To clarify my previous post, "there is no 'make prepare' command listed in the
kernel source README file." It is called by "make" from Makefile when someone
has fubared their config ... which is what he had done.
My point was there is a proper way to build a kernel, and the OP forsook it in
favor of some other method.
If we had actually seen the logs from his fubar, and his kernel source directory,
and his nVidia driver version and kernel version no doubt we would have a little
better idea of the true picture ... but it's miraculously [SOLVED].
As I like to say, "All's well that ends!"
However, one day he might like to build another custom kernel ...
Gotcha Bruce RE the `make prepare`.
yes, I'm happy that it's solved, but you're right, OP will want to get the command sequence sorted out or else will have difficulties of this nature again. :)

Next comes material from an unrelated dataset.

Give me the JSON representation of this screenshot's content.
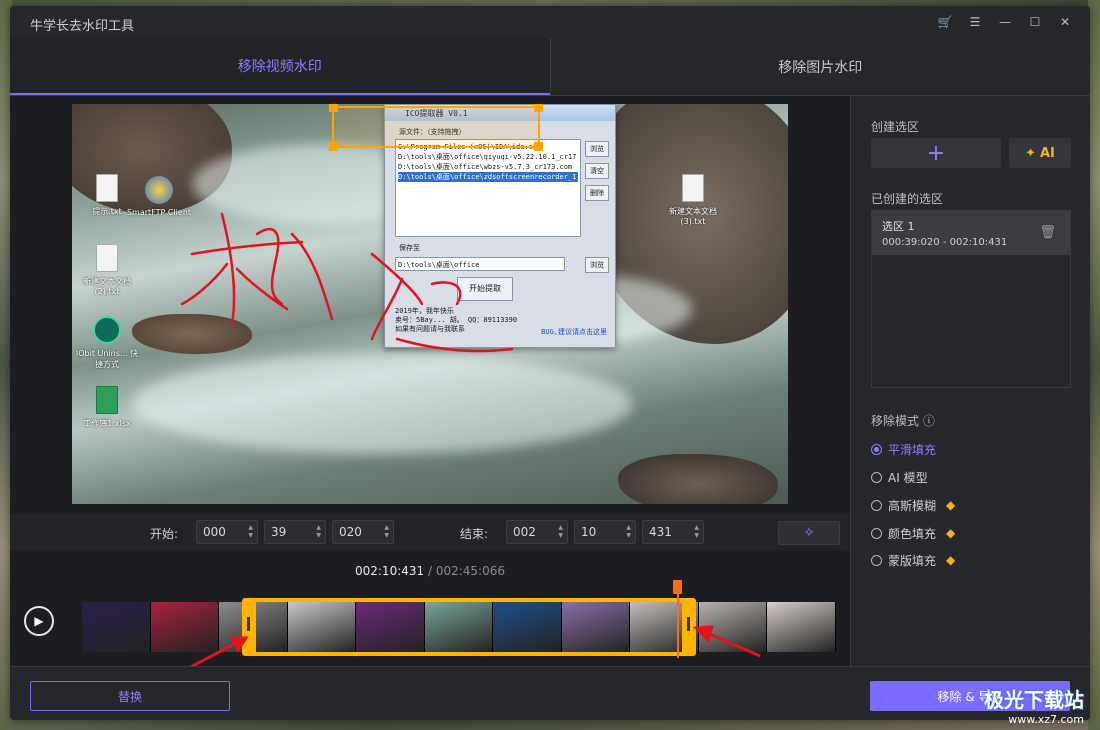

I'm sorry for the confusion I created, what I did was for installing the nvidia kernel module only, to build my kernal I unpack it in /usr/src/linux, run make xconfig to configure it, then execute make;make install;make modules;make modules_install. Then I boot the new kernel, run geninitrd and reboot again. After that process is when I would run the NVIDIA installer, and sometimes it would work just fine, and others I would run into the errors I described in my initial post. If you would like I can recreate those errors and post the subsequent logs for your perusal.
YDIW ... still
Now I am certain of your problem. Since my first computer build in 1984
I have seen this problem many, many times. You have failed to read the
instructions and follow them ...
I think we read in the paragraph that begins with:
Do NOT use the /usr/src/linux area!
where you destroyed your headers and created your initial problem.
The kernel README file does not mention an initial ramdisk image. Your "geninitrd"
must obviously stand for "generate initrd", which would mean generate initial ramdisk.
If your / filesystem, or the disk controller that your / filesystem mounts on are built
as modules (M) in your kernel, then you will need an initrd. There are a few other esoteric
options where you would need an initrd. If brenainn requires an initrd, then you must issue
"geninitrd" BEFORE you reboot with the new kernel. If you don't, how will the kernel
have an initrd, and how will it boot if it requires an initrd? Either in your case it does
not require an initrd, or you won't boot the new kernel.
I tried to read about PLD and geninitrd at the PLD website, but their page for English
documentation does not load. The FAQ does not seem to have anything related to a
kernel rebuild. The only other English kernel documentation on the site was out of date.
I don't read or think in Polish so can't help further with that issue.